There was a time in my life when I called myself an Atheist. It’s really ironic because how can one be an Atheist without acknowledging that there is a God. There must be a concept of God first before we can fight the idea that there isn’t. Looking back, maybe I was just mad at what I heard during mass. I felt alienated at my own Church and I’ve always felt that I wasn’t welcome because I am different. People look at you the way they would look at a thief or a murderer and even they deserve to be in the presence of God. Now that I think about it, I didn’t hate God. I hated the people who preached about God because they didn’t know the essence of what God actually wants to tell us.
I’m re-reading Donald Miller’s Blue Like Jazz and I remember him saying that his first image of God the Father was his own father. And that if God was in fact the same as his father, then God would be drinking beer all night only to leave them the next day without saying a word. I guess just like Donald, we all had our fair share of God’s images.
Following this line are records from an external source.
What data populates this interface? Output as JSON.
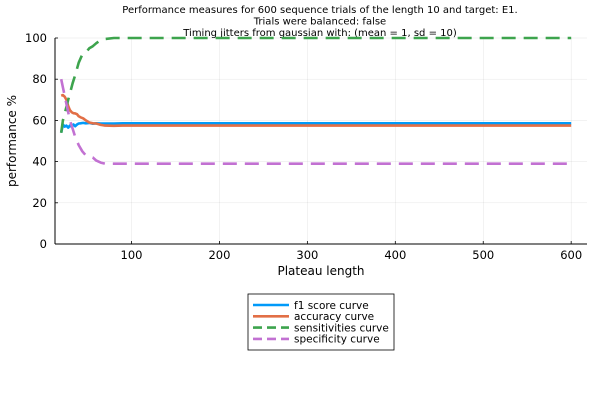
{
  "chart_data": {
    "type": "line",
    "title": [
      "Performance measures for 600 sequence trials of the length 10 and target: E1.",
      "Trials were balanced: false",
      "Timing jitters from gaussian with: (mean = 1, sd = 10)"
    ],
    "xlabel": "Plateau length",
    "ylabel": "performance %",
    "xlim": [
      13,
      618
    ],
    "ylim": [
      0,
      100
    ],
    "xticks": [
      100,
      200,
      300,
      400,
      500,
      600
    ],
    "yticks": [
      0,
      20,
      40,
      60,
      80,
      100
    ],
    "grid": true,
    "legend_position": "bottom",
    "series": [
      {
        "name": "f1 score curve",
        "color": "#009af9",
        "dash": "solid",
        "x": [
          20,
          22,
          24,
          26,
          28,
          30,
          32,
          34,
          36,
          38,
          40,
          42,
          45,
          48,
          52,
          56,
          60,
          65,
          70,
          80,
          90,
          100,
          150,
          200,
          300,
          400,
          500,
          600
        ],
        "y": [
          54,
          58,
          57,
          57.5,
          56.5,
          57.5,
          57,
          58,
          57.2,
          58,
          58.5,
          58.6,
          58.8,
          58.6,
          58.8,
          58.4,
          58.6,
          58.5,
          58.5,
          58.5,
          58.6,
          58.6,
          58.6,
          58.6,
          58.6,
          58.6,
          58.6,
          58.6
        ]
      },
      {
        "name": "accuracy curve",
        "color": "#e26f46",
        "dash": "solid",
        "x": [
          20,
          22,
          24,
          26,
          28,
          30,
          32,
          34,
          36,
          38,
          40,
          42,
          45,
          48,
          52,
          56,
          60,
          65,
          70,
          80,
          90,
          100,
          150,
          200,
          300,
          400,
          500,
          600
        ],
        "y": [
          72,
          72.3,
          71.5,
          70,
          67,
          65,
          64,
          63.5,
          63.4,
          63,
          62,
          61.5,
          61,
          60,
          59,
          58.6,
          58.5,
          57.8,
          57.5,
          57.4,
          57.5,
          57.5,
          57.5,
          57.5,
          57.5,
          57.5,
          57.5,
          57.5
        ]
      },
      {
        "name": "sensitivities curve",
        "color": "#3da44d",
        "dash": "dashed",
        "x": [
          20,
          22,
          25,
          28,
          30,
          33,
          36,
          40,
          44,
          48,
          52,
          56,
          60,
          65,
          70,
          80,
          100,
          200,
          300,
          400,
          500,
          600
        ],
        "y": [
          54,
          60,
          65,
          70,
          73,
          78,
          82,
          88,
          92,
          93,
          95,
          96,
          97.5,
          99,
          99.5,
          100,
          100,
          100,
          100,
          100,
          100,
          100
        ]
      },
      {
        "name": "specificity curve",
        "color": "#c271d2",
        "dash": "dashed",
        "x": [
          20,
          22,
          24,
          26,
          28,
          30,
          33,
          36,
          40,
          44,
          48,
          52,
          56,
          60,
          65,
          70,
          80,
          100,
          200,
          300,
          400,
          500,
          600
        ],
        "y": [
          80,
          76,
          72,
          68,
          64,
          60,
          56,
          52,
          48,
          45,
          43,
          42.5,
          42,
          40.5,
          39.5,
          39,
          39,
          39,
          39,
          39,
          39,
          39,
          39
        ]
      }
    ]
  }
}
Because in truth, who has seen God in flesh?
This is why I have come to this personal belief of mine: God is in all things good.
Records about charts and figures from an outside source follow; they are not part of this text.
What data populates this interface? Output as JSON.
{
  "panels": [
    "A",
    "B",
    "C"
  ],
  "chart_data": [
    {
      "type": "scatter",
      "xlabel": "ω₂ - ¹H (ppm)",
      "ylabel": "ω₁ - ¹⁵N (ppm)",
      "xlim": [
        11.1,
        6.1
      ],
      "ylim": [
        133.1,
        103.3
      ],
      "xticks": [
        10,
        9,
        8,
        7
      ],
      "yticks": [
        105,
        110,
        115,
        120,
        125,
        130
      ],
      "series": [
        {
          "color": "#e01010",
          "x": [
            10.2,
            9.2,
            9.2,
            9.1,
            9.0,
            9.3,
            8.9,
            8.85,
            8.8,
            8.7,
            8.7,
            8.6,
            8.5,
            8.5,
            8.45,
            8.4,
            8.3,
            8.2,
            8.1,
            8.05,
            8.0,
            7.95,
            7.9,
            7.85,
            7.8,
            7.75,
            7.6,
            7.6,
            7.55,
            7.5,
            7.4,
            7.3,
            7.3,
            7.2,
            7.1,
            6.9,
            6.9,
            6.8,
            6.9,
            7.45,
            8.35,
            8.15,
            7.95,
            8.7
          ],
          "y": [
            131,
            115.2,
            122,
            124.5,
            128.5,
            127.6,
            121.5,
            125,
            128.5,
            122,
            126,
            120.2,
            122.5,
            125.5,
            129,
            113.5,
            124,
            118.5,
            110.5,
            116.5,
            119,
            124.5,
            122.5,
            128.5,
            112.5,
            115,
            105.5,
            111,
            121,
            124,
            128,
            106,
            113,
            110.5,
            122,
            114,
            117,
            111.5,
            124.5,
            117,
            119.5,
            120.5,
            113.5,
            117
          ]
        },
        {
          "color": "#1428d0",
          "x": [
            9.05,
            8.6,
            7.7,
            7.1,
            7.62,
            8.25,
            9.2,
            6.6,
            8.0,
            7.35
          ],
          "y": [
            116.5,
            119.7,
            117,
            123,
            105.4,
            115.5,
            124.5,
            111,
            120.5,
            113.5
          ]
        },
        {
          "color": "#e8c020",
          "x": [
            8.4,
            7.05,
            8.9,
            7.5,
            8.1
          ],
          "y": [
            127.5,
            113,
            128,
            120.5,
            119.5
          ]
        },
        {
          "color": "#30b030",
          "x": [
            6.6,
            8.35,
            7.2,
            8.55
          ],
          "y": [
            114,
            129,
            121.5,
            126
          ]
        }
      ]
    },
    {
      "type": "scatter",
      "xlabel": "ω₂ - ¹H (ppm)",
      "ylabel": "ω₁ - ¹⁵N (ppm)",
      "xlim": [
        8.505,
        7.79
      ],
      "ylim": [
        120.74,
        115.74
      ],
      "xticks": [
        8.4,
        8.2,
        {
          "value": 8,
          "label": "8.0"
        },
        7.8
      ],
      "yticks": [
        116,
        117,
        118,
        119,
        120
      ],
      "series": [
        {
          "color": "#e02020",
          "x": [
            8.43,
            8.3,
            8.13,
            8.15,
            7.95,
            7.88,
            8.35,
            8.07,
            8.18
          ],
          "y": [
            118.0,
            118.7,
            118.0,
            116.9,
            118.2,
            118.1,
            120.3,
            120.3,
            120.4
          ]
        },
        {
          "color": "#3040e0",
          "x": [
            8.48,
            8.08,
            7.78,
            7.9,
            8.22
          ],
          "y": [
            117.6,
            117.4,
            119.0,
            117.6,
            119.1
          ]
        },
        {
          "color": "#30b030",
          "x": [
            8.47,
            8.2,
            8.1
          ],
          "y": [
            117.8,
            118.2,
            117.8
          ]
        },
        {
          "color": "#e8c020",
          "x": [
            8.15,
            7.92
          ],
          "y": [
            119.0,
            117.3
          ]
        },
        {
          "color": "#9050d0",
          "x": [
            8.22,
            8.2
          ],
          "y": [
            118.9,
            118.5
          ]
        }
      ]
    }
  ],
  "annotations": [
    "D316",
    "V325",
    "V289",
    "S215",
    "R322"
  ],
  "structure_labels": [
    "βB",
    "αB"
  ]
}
When I look at my Daddy and think back on everything that he has done not just for our family but for other people as well, I see goodness. I see God. I see a father, a loving father. People always ask me why I believe in goodness and my answer (always my answer) is because I have experienced it. I have experienced acts of kindness and I loved it so much. I felt loved without judgment and it’s the greatest feeling in the world.
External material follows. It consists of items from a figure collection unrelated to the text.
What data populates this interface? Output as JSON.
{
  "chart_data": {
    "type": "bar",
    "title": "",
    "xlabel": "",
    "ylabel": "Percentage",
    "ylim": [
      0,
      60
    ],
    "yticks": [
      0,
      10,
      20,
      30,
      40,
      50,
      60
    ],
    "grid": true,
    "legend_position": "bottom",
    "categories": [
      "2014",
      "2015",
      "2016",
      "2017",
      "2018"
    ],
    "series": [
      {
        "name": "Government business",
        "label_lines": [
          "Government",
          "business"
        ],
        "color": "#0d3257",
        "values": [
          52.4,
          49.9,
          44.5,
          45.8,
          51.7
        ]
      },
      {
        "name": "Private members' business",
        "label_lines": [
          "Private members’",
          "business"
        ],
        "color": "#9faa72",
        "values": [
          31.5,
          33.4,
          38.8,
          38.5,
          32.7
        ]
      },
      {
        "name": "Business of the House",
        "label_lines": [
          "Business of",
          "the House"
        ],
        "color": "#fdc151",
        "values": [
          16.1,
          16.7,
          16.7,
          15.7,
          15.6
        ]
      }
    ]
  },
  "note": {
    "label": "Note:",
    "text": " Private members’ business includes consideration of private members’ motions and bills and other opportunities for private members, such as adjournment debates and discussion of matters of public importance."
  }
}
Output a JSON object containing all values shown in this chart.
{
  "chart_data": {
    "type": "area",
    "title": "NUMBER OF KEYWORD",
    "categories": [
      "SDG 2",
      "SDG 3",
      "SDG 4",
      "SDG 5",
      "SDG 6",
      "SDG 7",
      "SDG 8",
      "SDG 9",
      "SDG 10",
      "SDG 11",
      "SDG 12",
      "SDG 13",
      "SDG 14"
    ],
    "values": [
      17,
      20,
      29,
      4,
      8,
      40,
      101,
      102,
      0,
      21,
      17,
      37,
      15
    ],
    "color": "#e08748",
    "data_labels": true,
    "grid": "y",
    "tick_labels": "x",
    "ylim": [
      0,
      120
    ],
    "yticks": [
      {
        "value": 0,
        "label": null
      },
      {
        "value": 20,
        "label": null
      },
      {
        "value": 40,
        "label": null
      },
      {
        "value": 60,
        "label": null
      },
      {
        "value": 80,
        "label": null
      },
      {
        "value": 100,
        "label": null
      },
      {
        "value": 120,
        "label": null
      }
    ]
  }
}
Today, I attended Bo Sanchez’s The Feast for the first time. My Kuya invited me because he knows that I have been trying to regain my spirituality. Admittedly, I was scared because I had this image inside my head that people would know that it’s my first time to attend and it would manifest based on how I act and react. When we got there I didn’t really have the time to think so I just ‘jumped’ in and enjoyed the feast.
There are two reasons why I enjoyed the Feast:
1.) The mass’ message was direct to the point.
2.) Bo Sanchez interpreted and dissected the Bible’s content and turned it into practical knowledge. Something you can apply in your everyday life.
What did I learn today then?
Here’s the no bullshit stuff and more:
1.) Choose to be good. Choose joy. Your happiness depends on you. We always have a choice! So make intelligent choices.
2.) Passion + Potential + Purpose = your formula to a successful and happy LIFE🙂
Acknowledge your strength and be the best at it. Be a Superstar. Concentrate on what you are good at and never stop aiming for your goal.
Great Sunday. Next week I am hoping to learn more from the Feast.
Cheers to a deeper sense of spirituality and to believing in goodness.